Сел старик в лодку, уехал, а мы ушли подальше в падь, чай вскипятили, сварили уху, раздуванили припасы и распрощались -- старика-то послушались.

Мы с Дарьиным в паре пошли. Макаров пошел с черкесами. Татарин к двум бродягам присоединился; остальные трое тоже кучкой пошли. Так больше мы и не видались. Не знаю, все ли товарищи живы, или помер кто. Про татарина слыхал, будто тоже сюда прислан, а верно ли -- не знаю.

В ту же ночь, еще на небе не зарилось, мы с Дарьиным мимо Николаевска тихонько шмыгнули. Одна только собака на ближней заимке взлаяла.

А как стало солнце всходить, мы уж верст десяток тайгой отмахали и стали опять к дороге держать. Тут вдруг слышим -- колокольчик позванивает. Прилегли мы тут за кусточком, смотрим, бежит почтовая тройка, и в телеге исправник, закрывшись шинелью, дремлет.

Перекрестились мы тут с Дарьиным: слава-те господи, что вечор его в городе не было. Чай, нас ловить выезжал.

VIII

Огонь в камельке погас. В юрте стало тепло, как в нагретой печи. Льдины на окнах начали таять, и из этого можно было заключить, что на дворе мороз стал меньше, так как в сильные морозы льдина не тает и с внутренней стороны, как бы ни было тепло в юрте. В виду этого мы перестали подбавлять в камелек дрова, и я вышел наружу, чтобы закрыть трубу.

Действительно, туман совершенно рассеялся, воздух стал прозрачнее и несколько мягче. На севере из-за гребня холмов, покрытых черною массой лесов, слабо мерцая, подымались какие-то белесоватые облака, быстро пробегающие по небу. Казалось, кто-то тихо вздыхал среди глубокой холодной ночи, и клубы пара, вылетавшие из гигантской груди, бесшумно проносились по небу от края и до края и затем тихо угасали в глубокой синеве. Это играло слабое северное сияние.

Поддавшись какому-то грустному обаянию, я стоял на крыше, задумчиво следя за слабыми переливами сполоха. Ночь развернулась во всей своей холодной и унылой красе.

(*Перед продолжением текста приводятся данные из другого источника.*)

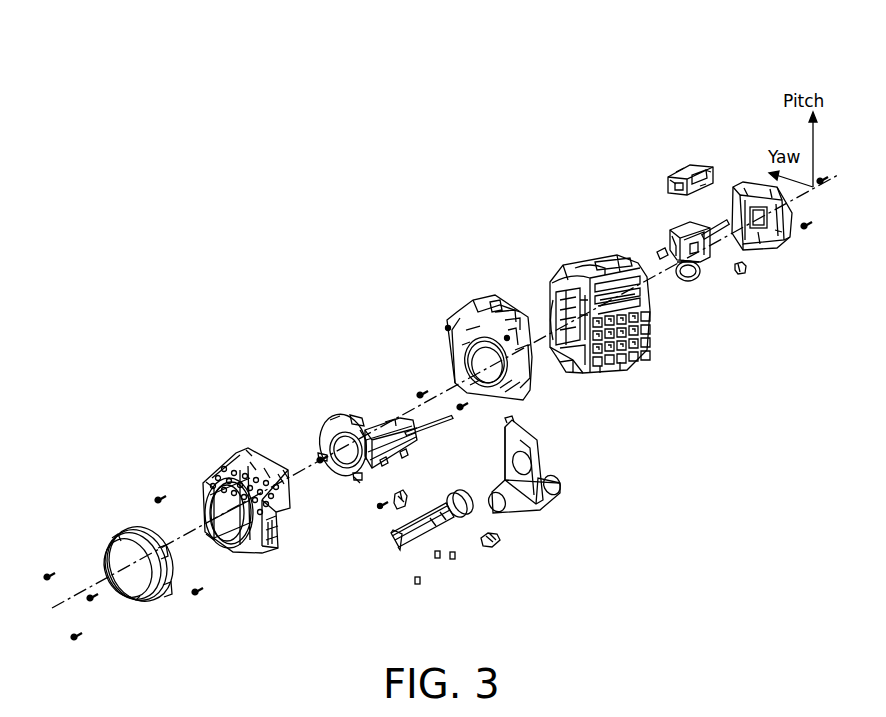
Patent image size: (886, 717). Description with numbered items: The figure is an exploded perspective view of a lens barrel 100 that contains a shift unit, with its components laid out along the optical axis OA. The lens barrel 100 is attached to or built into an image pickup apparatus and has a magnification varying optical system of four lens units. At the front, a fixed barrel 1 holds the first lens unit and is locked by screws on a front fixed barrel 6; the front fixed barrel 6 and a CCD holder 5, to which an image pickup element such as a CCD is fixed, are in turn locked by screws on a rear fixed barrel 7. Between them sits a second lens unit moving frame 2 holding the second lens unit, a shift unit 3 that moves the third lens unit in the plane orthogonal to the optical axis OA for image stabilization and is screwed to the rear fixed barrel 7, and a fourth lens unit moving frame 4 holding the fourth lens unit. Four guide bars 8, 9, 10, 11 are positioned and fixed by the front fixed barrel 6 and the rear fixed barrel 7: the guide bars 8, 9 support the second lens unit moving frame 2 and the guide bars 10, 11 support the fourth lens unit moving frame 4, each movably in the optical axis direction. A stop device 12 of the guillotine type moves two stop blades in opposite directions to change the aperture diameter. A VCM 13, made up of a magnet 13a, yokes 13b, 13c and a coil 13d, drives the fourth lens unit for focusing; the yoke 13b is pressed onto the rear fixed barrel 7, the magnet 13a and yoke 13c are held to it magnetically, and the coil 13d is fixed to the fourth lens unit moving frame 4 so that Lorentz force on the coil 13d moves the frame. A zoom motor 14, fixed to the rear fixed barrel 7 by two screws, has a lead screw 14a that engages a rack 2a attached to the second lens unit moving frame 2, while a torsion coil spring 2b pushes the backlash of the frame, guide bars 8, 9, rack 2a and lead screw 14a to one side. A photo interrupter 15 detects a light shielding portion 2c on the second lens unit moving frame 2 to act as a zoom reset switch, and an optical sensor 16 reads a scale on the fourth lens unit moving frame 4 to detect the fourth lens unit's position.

The lens barrel 100 is at (752, 45).
The optical axis OA is at (70, 600).
The fixed barrel 1 is at (130, 532).
The second lens unit moving frame 2 is at (337, 422).
The rack 2a is at (398, 503).
The torsion coil spring 2b is at (380, 506).
The light shielding portion 2c is at (357, 480).
The shift unit 3 is at (470, 320).
The fourth lens unit moving frame 4 is at (700, 278).
The CCD holder 5 is at (765, 250).
The front fixed barrel 6 is at (236, 468).
The rear fixed barrel 7 is at (565, 277).
The guide bar 8 is at (439, 440).
The guide bar 9 is at (366, 424).
The guide bar 10 is at (670, 253).
The guide bar 11 is at (659, 255).
The stop device 12 is at (538, 445).
The VCM 13 is at (696, 170).
The magnet 13a is at (681, 172).
The yoke 13b is at (672, 181).
The yoke 13c is at (709, 172).
The coil 13d is at (703, 188).
The zoom motor 14 is at (457, 518).
The lead screw 14a is at (418, 546).
The photo interrupter 15 is at (490, 548).
The optical sensor 16 is at (742, 270).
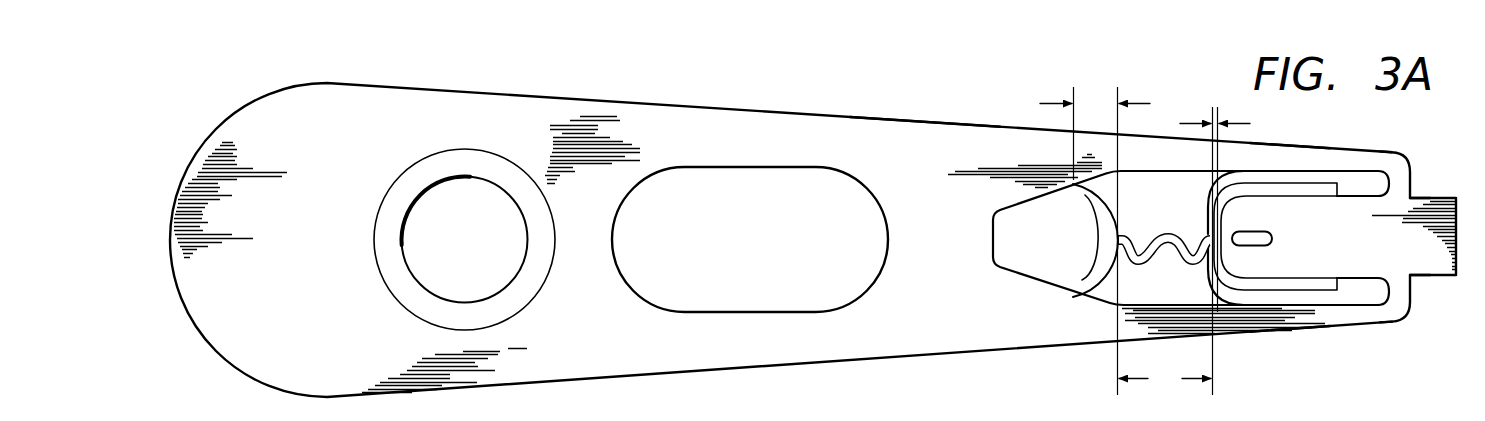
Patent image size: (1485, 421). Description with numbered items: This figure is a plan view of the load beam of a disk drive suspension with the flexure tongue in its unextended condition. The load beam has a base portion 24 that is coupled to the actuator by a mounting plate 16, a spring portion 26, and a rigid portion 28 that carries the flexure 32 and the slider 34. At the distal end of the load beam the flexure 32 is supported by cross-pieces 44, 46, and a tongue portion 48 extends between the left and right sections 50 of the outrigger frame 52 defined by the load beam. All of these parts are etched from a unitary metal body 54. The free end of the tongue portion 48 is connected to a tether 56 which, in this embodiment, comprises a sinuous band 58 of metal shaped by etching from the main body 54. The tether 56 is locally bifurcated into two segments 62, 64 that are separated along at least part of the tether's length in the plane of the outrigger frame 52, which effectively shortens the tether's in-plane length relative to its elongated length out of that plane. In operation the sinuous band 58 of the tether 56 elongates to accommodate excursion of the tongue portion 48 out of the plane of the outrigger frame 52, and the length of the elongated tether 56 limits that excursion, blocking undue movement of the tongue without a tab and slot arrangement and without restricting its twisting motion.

The mounting plate 16 is at (470, 163).
The base portion 24 is at (302, 110).
The spring portion 26 is at (712, 137).
The rigid portion 28 is at (1012, 142).
The flexure 32 is at (1362, 360).
The slider 34 is at (1320, 188).
The cross-piece 44 is at (1398, 177).
The cross-piece 46 is at (1397, 307).
The tongue portion 48 is at (1331, 248).
The left and right sections 50 is at (1283, 160).
The outrigger frame 52 is at (1174, 107).
The unitary metal body 54 is at (918, 138).
The tether 56 is at (1138, 274).
The sinuous band 58 is at (1138, 236).
The tether segment 62 is at (1093, 197).
The tether segment 64 is at (1083, 275).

На небе мигали звезды, внизу снега уходили вдаль ровною пеленой, чернела гребнем тайга, синели дальние горы. И ото всей этой молчаливой, объятой холодом, картины веяло в душу снисходительною грустью, -- казалось, какая-то печальная нота трепещет в воздухе: "далеко, далеко!"

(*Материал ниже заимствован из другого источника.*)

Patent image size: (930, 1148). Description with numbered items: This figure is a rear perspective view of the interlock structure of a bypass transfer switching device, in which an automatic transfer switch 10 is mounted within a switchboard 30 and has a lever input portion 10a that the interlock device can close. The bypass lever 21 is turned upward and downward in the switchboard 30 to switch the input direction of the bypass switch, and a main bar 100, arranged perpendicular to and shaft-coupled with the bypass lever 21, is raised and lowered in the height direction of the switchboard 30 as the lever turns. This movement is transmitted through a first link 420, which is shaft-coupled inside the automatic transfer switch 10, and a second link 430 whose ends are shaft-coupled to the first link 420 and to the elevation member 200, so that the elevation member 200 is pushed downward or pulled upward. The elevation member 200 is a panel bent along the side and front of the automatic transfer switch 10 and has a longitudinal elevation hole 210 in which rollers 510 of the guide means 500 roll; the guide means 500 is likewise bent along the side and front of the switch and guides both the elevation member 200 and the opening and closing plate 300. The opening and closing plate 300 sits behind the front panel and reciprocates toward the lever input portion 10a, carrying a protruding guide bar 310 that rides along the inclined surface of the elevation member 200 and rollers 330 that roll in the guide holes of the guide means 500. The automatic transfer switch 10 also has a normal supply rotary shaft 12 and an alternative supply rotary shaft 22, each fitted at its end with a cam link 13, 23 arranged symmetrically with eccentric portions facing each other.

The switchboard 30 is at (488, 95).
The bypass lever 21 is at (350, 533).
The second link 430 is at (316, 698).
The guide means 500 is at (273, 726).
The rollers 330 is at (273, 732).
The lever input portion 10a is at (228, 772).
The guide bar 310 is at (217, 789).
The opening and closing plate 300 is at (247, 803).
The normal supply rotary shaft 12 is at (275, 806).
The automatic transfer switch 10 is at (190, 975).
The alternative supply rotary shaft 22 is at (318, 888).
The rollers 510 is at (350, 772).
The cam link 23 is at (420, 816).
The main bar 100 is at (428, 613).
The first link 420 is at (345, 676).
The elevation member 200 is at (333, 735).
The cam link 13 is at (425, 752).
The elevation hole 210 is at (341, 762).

Когда я вернулся в избу, бродяга уже спал, и в юрте слышалось его ровное дыхание.

Я тоже лег, но долго еще не мог заснуть под впечатлением только что выслушанных рассказов. Несколько раз сон, казалось, опускался уже на мою разгоряченную голову, но в эти минуты, как будто нарочно, бродяга начинал ворочаться на лавке и тихо бредил. Его грудной голос, звучащий каким-то безотчетно-смутным ропотом, разгонял мою дремоту, и в воображении одна за другой вставали картины его одиссеи. По временам, когда я начинал забываться, мне казалось, что надо мной шумят лиственницы и кедры, что я гляжу вниз с высокого утеса и вижу белые домики кордона в овраге, а между моим глазом и белою стеною реет горный орел, тихо взмахивая свободным крылом. И мечта уносила меня все дальше и дальше от безнадежного мрака тесной юрты. Казалось, меня обдавал свободный ветер, в ушах гудел рокот океана, садилось солнце, залегали синие мороки, и моя лодка тихо качалась на волнах пролива.

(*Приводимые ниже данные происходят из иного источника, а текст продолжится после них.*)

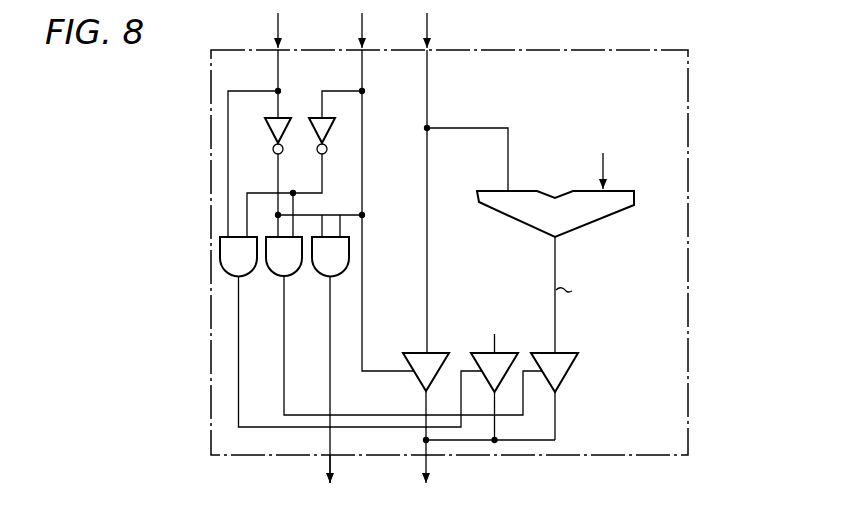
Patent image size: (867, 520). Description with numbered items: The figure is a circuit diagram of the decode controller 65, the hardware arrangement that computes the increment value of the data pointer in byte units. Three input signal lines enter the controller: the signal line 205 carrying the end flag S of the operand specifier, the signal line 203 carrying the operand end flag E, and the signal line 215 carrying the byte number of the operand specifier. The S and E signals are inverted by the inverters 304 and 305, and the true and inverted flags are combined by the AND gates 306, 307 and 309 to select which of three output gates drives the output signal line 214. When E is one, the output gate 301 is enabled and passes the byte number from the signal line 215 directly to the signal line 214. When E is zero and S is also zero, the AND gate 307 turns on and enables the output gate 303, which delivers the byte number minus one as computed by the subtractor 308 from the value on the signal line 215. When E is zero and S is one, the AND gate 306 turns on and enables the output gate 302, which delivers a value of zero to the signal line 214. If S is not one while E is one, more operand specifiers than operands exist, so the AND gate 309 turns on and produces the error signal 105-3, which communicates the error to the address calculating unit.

The decode controller 65 is at (688, 82).
The signal line 205 is at (278, 22).
The signal line 203 is at (362, 22).
The signal line 215 is at (427, 22).
The inverter 304 is at (268, 130).
The inverter 305 is at (336, 133).
The AND gate 306 is at (224, 270).
The AND gate 307 is at (268, 269).
The AND gate 309 is at (313, 269).
The output gate 301 is at (416, 384).
The output gate 302 is at (479, 352).
The output gate 303 is at (562, 385).
The subtractor 308 is at (594, 222).
The error signal 105-3 is at (330, 460).
The signal line 214 is at (426, 460).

Всю кровь взбудоражил во мне своими рассказами молодой бродяга. Я думал о том, какое впечатление должна производить эта бродяжья эпопея, рассказанная в душной каторжной казарме, в четырех стенах крепко запертой тюрьмы. И почему, спрашивал я себя, этот рассказ запечатлевается даже в моем уме -- не трудностью пути, не страданиями, даже не "лютою бродяжьей тоской", а только поэзией вольной волюшки? Почему на меня пахнуло от него только призывом раздолья и простора, моря, тайги и степи? И если меня так зовет она, так манит к себе эта безвестная даль, то как неодолимо должна она призывать к себе бродягу, уже испившего из этой отравленной неутолимым желанием чаши?

Бродяга спал, а мои мысли не давали мне покоя. Я забыл о том, что привело его в тюрьму и ссылку, что пережил он, что сделал в то время, когда "перестал слушаться родителей". Я видел в нем только молодую жизнь, полную энергии и силы, страстно рвущуюся на волю... Куда?